Option agreement – assignment of a GmbH share (OGH 26.11.2015, 6 Ob 215/15h)
If there are several references in the option agreement to a notarized assignment agreement still to be concluded, the wording in the option agreement that the GmbH has the right to “demand” the assignment of the share and to “take up” the share must be understood to mean that the transfer of the share does not take place through a unilateral declaration by the GmbH, but that the conclusion of an assignment agreement is still required.

Liability of the managing director of a GmbH (OGH 31.07.2015, 6 Ob 139/15g)
The provision of Section 25 GmbHG is a mandatory provision, meaning that it applies to all managing directors regardless of the internal structure of their legal relationship with the company. § Section 25 GmbHG therefore excludes the application of the DHG for those employees of a GmbH who are also its managing directors. Any agreement that would exclude a managing director from any involvement in the management of the company is invalid from the outset. Even a conspicuously low remuneration – at best indicating the mere status of a “straw man” – does not release the managing director from his obligations under company law. Failure to monitor the financial situation of the company (over-indebtedness and insolvency) is the responsibility of the managing director, so that he is liable pursuant to § 25 para. 3 no. 2 GmbHG, regardless of whether he actually exercised his function as a director or limited himself to the role of a straw man. An internal allocation of tasks between the managing director and a third party acting as a de facto managing director cannot exculpate the managing director in this respect.

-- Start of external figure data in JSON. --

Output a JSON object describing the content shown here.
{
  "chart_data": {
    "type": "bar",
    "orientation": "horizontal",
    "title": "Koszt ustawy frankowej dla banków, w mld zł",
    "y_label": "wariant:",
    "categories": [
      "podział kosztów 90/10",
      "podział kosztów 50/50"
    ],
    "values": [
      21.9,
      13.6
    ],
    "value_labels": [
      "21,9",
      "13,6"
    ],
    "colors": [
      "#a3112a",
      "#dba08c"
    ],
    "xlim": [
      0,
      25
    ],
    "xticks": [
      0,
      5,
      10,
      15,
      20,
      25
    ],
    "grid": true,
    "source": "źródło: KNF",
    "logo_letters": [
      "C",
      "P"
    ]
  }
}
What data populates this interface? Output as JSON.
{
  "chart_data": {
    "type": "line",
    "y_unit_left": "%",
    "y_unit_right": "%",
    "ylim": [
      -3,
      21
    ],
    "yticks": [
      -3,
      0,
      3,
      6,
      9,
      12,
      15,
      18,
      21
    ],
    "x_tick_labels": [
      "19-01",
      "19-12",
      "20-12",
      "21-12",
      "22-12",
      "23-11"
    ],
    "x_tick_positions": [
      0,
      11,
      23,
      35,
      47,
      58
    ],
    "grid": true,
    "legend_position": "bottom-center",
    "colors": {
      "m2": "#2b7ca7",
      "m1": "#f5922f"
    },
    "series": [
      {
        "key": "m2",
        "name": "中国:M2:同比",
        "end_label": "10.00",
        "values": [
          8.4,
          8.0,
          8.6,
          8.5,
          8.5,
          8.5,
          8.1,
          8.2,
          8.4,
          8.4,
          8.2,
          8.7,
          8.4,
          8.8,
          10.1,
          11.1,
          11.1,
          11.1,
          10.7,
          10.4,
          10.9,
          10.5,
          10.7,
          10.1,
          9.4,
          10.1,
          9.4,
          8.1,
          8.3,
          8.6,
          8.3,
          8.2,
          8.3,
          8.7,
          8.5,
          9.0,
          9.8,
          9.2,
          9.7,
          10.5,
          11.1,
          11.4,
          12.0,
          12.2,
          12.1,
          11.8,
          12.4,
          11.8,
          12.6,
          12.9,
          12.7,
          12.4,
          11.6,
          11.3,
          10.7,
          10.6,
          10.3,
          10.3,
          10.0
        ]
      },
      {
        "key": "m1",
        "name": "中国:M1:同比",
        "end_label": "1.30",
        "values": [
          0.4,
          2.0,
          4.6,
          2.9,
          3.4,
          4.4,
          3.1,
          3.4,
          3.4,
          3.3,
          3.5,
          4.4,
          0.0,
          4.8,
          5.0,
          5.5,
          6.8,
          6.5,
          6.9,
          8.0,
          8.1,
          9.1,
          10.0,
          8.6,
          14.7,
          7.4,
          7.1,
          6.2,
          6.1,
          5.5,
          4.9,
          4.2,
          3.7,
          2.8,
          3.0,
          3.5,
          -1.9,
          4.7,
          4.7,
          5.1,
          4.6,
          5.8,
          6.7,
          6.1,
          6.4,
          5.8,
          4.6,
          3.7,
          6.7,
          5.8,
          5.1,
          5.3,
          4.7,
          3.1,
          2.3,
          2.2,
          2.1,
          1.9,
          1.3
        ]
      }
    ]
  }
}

No continuation of a dissolved company (OGH 19.03.2015, 6 OB 10/15m)
A dissolved company cannot be continued, not even in the course of a supplementary liquidation. In the case of a corporation that has already been dissolved pursuant to Section 40 FBG due to a lack of assets, there is no possibility of continuation. If the existence of assets is established after the deletion, a supplementary liquidation must be carried out in accordance with § 40 para. 4 FBG.

Limitation period for compensation claims (OGH 23.02.2016, 6 Ob 171/15p)
The five-year limitation period of Section 25 para. 6 GmbHG applies analogously to compensation claims of a GmbH & Co KG against the managing director of the general partner company.

Excursus GewO:
If a request is sent to a company as a trader in accordance with § 91 Para. 2 GewO, swift action is required to prevent the withdrawal of the trade license. The first step is to check whether the unreliable shareholder actually has a significant influence on the company and what this influence is based on. The shareholder in question must then be removed within the deadline set by the authorities so that they no longer have a significant influence. The impending withdrawal of the company’s business license, for example, constitutes good cause to remove the “unreliable” shareholder’s ability to exert influence. This important reason must be explicitly agreed. In this respect, it is advisable to provide for an exclusion option in the articles of association for good cause, which defines the impending removal pursuant to § 91 para. 2 GewO 1994 as good cause to avoid ambiguity and also enables a quick partial exclusion.